Opinion
Opinion Filed December 10, 1938.
A case of original jurisdiction — prohibition.
George Couper Gibbs, Attorney General, Tyrus A. Norwood, Assistant Attorney General, and W.M. Smiley, Assistant State Attorney, for Relator;
McKay, MacFarlane, Jackson Ramsey, for Respondents.
On the second day of December, 1938, a rule nisi in prohibition issued out of this Court addressed to Honorable T. Frank Hobson, Judge of the Sixth Judicial Circuit of Florida, directing him to show cause why he should not be prohibited from further proceeding to take testimony in a certain cause pending before him by reason of a writ of habeas corpus issued by a Justice of this Court and returnable before the said Circuit Judge.
The theory forming the basis of the rule nisi was that the Circuit Judge, although he was empowered to entertain the writ of habeas corpus, had no authority to examine witnesses to determine whether probable cause existed to charge Karlyle O'Berry with the crime of manslaughter when an information setting out the violation of law by the said Karlyle O'Berry had already been filed.

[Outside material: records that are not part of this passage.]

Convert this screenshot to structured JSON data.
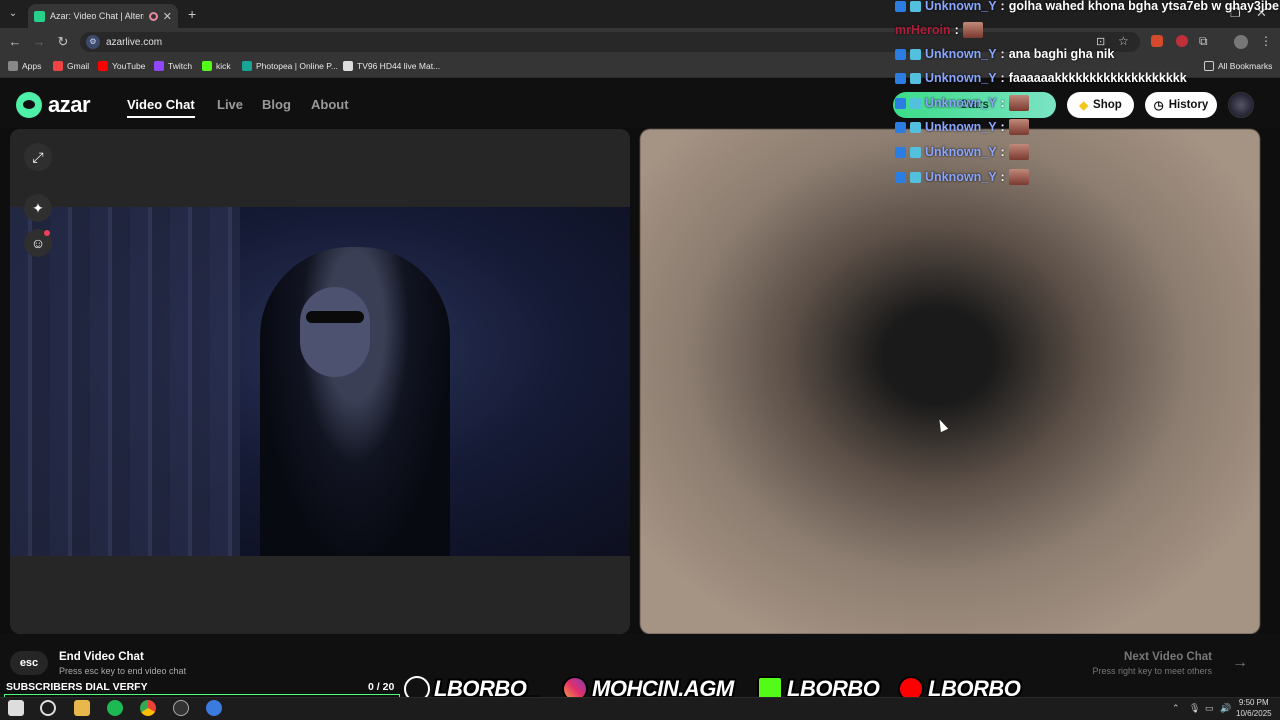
{
  "browser": {
    "tab_title": "Azar: Video Chat | Alternati",
    "url": "azarlive.com",
    "bookmarks": [
      "Apps",
      "Gmail",
      "YouTube",
      "Twitch",
      "kick",
      "Photopea | Online P...",
      "TV96 HD44 live Mat..."
    ],
    "all_bookmarks": "All Bookmarks"
  },
  "header": {
    "logo_text": "azar",
    "nav": [
      "Video Chat",
      "Live",
      "Blog",
      "About"
    ],
    "shop_label": "Shop",
    "history_label": "History",
    "stars_label": "Stars"
  },
  "chat": [
    {
      "user": "Unknown_Y",
      "text": "golha wahed khona bgha ytsa7eb w ghay3jbe"
    },
    {
      "user": "mrHeroin",
      "text": ""
    },
    {
      "user": "Unknown_Y",
      "text": "ana baghi gha nik"
    },
    {
      "user": "Unknown_Y",
      "text": "faaaaaakkkkkkkkkkkkkkkkkkk"
    },
    {
      "user": "Unknown_Y",
      "text": ""
    },
    {
      "user": "Unknown_Y",
      "text": ""
    },
    {
      "user": "Unknown_Y",
      "text": ""
    },
    {
      "user": "Unknown_Y",
      "text": ""
    }
  ],
  "bottom": {
    "esc_label": "esc",
    "end_title": "End Video Chat",
    "end_hint": "Press esc key to end video chat",
    "next_title": "Next Video Chat",
    "next_hint": "Press right key to meet others"
  },
  "overlay": {
    "subs_label": "SUBSCRIBERS DIAL VERFY",
    "subs_count": "0",
    "subs_goal": "/ 20",
    "socials": [
      "LBORBO_",
      "MOHCIN.AGM",
      "LBORBO",
      "LBORBO"
    ]
  },
  "taskbar": {
    "time": "9:50 PM",
    "date": "10/6/2025"
  },
  "colors": {
    "accent": "#4ef0a7",
    "chat_user": "#8aa6ff",
    "subs_bar": "#4cff7a"
  }
}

A return to the rule nisi in prohibition was made by Honorable T. Frank Hobson and a demurrer to the petition was filed by the said Karlyle O'Berry.

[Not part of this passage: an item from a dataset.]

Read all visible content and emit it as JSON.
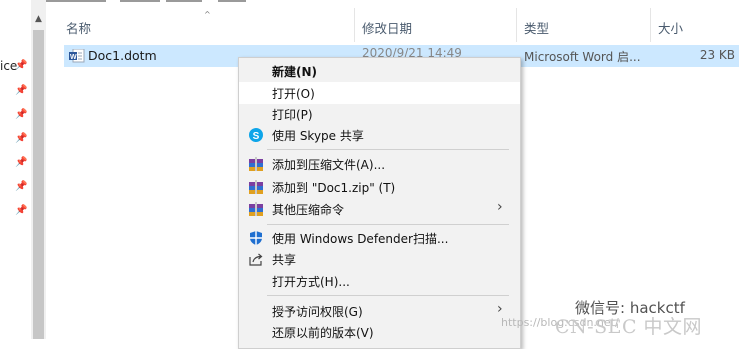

The Court has considered the rule in the cause and heard the remarks of the Assistant Attorney General, the Assistant State Attorney for the Twelfth Judicial Circuit and Counsel for Karlyle O'Berry. The Court is of the opinion that the main question involved, viz.: whether, in response to the writ of habeas corpus issued by a Justice of the Supreme Court and returnable before the Circuit Judge, he may hold an inquiry to determine if there is probable cause for the charge by information that Karlyle O'Berry has committed the said offense, cannot be properly determined in a proceeding of this character but can only be decided on writ of error. See 5444 C.G.L. 1927.
It is, therefore, the order of the Court that the rule nisi be, and it is hereby quashed.

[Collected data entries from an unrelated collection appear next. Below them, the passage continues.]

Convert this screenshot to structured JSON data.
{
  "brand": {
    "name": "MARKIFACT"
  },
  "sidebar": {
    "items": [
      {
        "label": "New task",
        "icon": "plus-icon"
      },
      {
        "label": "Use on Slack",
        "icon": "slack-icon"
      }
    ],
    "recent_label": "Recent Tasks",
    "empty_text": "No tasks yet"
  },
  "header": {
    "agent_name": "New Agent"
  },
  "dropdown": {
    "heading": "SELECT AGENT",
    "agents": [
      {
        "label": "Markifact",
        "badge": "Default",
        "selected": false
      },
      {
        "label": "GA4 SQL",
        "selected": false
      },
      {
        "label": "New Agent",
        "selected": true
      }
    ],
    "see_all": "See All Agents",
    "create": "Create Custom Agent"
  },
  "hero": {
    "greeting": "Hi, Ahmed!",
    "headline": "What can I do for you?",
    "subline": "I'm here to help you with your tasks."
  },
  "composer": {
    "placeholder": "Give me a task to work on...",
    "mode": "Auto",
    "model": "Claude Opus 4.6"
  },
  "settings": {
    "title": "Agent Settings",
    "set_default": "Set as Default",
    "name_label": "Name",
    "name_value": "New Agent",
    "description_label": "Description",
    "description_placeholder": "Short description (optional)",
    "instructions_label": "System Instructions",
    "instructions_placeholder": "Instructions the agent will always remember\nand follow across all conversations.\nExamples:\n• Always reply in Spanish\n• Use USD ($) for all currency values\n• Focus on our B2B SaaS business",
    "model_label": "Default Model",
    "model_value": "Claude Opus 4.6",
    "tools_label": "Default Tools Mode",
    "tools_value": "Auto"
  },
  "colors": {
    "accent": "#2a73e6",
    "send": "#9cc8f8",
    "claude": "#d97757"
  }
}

TERRELL, C.J. and WHITFIELD, BROWN, CHAPMAN, and THOMAS, J.J., concur.
BUFORD, J., dissents.
In concurring in the above opinion, which holds that the question stated is one that cannot be decided within the narrow limits of a writ of prohibition, we do not mean to intimate that the respondent Circuit Judge should proceed to take testimony to ascertain whether the State Attorney had probable cause for the filing of the information. See White v. Penton, 92 Fla. 837, 110 So. 533; State v. Vasquez, 49 Fla. 126, 38 So. 830.
I concur in conclusion reached by Justices WHITFIELD, BROWN and CHAPMAN in this concurring opinion.
THOMAS, J., concurs.
I cannot agree with conclusion reached by the majority of the Court which constitutes the basis for the order quashing the writ of prohibition herein issued.
My opinion is that the record shows that Judge Hobson is about to take the testimony of witnesses to determine whether or not there is probable cause to believe that the petitioner is guilty of the offense charged in an information valid on its face duly filed by the States Attorney in the Circuit Court having jurisdiction of the offense charged.
If the Circuit Judge may not take and consider such testimony and evidence in habeas corpus proceedings subsequent to the filing of an information under the applicable provisions of the Constitution, it is because the Circuit Judge is without jurisdiction to determine the question of the existence of probable cause in the face of a legally sufficient information charging the offense about which the inquiry is to be made. If such inquiry is beyond the jurisdiction of the Circuit Judge under the conditions stated then he is about to act in excess of his jurisdiction and prohibition lies to prevent his pursuing such course.
For the reason stated, I think the motion to quash should be denied and the question involved should be determined at an early date on the petition and return thereto, which has been filed here by the respondent Circuit Judge.